Because they lack higher-order thinking, you need to demand they think through problems. This is called prompt engineering. You want to slow the output down so the LLM has time to reason through the problem. Here are some good prompt hacks – according to Andrej Karpathy – you can try:“Let’s think step by step…”
“Let’s work this out in a step by step way to be sure we have the right answer…”
“You are a leading expert on this topic…”
“You have an IQ of 120…”
They don’t know what they don’t know.
ChatGPT won’t know about recent events or updates not included in its training data. You need to supply ChatGPT with all the information and tools it needs to do its job at query time. The paid version of ChatGPT, for example, includes a plugin with internet access. There are also open source efforts, e.g. LangChain, that can use tools like calculators.You’re not talking to Artificial General Intelligence.
ChatGPT is very good at outputting intelligent text, but it’s not sentient. As discussed above, it’s nothing more than an impressive statistical token sequencer. Once trained, there’s no self-learning “memory”, or sensory machines to interpret external phenomena. But let’s leave that to the philosophers to argue about.
What am I working on now?
After playing with GPT-3 for many months, I realized hallucination was a major problem.

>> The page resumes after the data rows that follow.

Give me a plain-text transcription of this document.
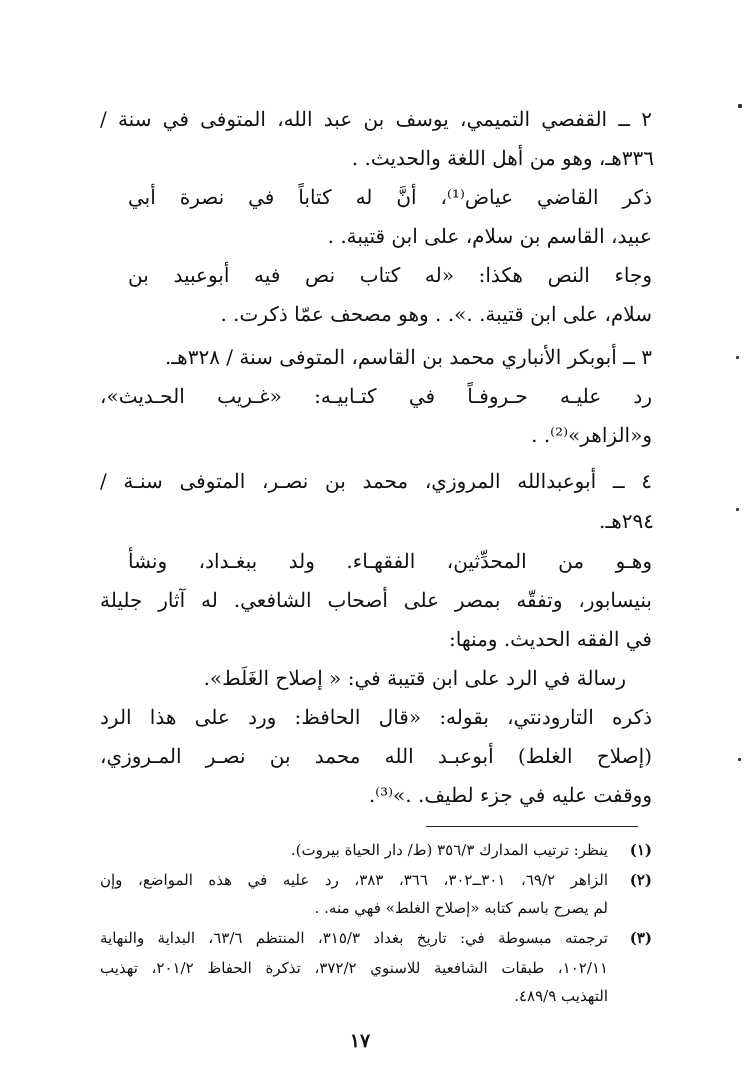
٢ ــ القفصي التميمي، يوسف بن عبد الله، المتوفى في سنة /
٣٣٦هـ، وهو من أهل اللغة والحديث. .
ذكر القاضي عياض⁽¹⁾، أنَّ له كتاباً في نصرة أبي
عبيد، القاسم بن سلام، على ابن قتيبة. .
وجاء النص هكذا: «له كتاب نص فيه أبوعبيد بن
سلام، على ابن قتيبة. .». . وهو مصحف عمّا ذكرت. .
٣ ــ أبوبكر الأنباري محمد بن القاسم، المتوفى سنة / ٣٢٨هـ.
رد عليـه حـروفـاً في كتـابيـه: «غـريب الحـديث»،
و«الزاهر»⁽²⁾. .
٤ ــ أبوعبدالله المروزي، محمد بن نصـر، المتوفى سنـة /
٢٩٤هـ.
وهـو من المحدِّثين، الفقهـاء. ولد ببغـداد، ونشأ
بنيسابور، وتفقّه بمصر على أصحاب الشافعي. له آثار جليلة
في الفقه الحديث. ومنها:
رسالة في الرد على ابن قتيبة في: « إصلاح الغَلَط».
ذكره التارودنتي، بقوله: «قال الحافظ: ورد على هذا الرد
(إصلاح الغلط) أبوعبـد الله محمد بن نصـر المـروزي،
ووقفت عليه في جزء لطيف. .»⁽³⁾.
(١)
ينظر: ترتيب المدارك ٣٥٦/٣ (ط/ دار الحياة بيروت).
(٢)
الزاهر ٦٩/٢، ٣٠١ــ٣٠٢، ٣٦٦، ٣٨٣، رد عليه في هذه المواضع، وإن
لم يصرح باسم كتابه «إصلاح الغلط» فهي منه. .
(٣)
ترجمته مبسوطة في: تاريخ بغداد ٣١٥/٣، المنتظم ٦٣/٦، البداية والنهاية
١٠٢/١١، طبقات الشافعية للاسنوي ٣٧٢/٢، تذكرة الحفاظ ٢٠١/٢، تهذيب
التهذيب ٤٨٩/٩.
١٧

I decided to build a chatbot that leveraged only the comprehension skills of ChatGPT. It was a lot of fun to build, but now I need to find some customers for it – a task I don’t really enjoy.
In a future post I’ll cover how my chatbot service Mottle works, including introducing the concept of embeddings - which are extremely cool (I’m a geek!) with many commercial applications.
~Mike
If you’re interested, OpenAI has a great tokenizer tool that visualizes this for you.
For example, CommonCrawl and The Pile
Searle argues, “manipulation of formal symbols, is not the same as thinking”. I’m not sure if I entirely buy that, because at some point manipulation of formal symbols must become thinking, but I don’t think we’re there yet.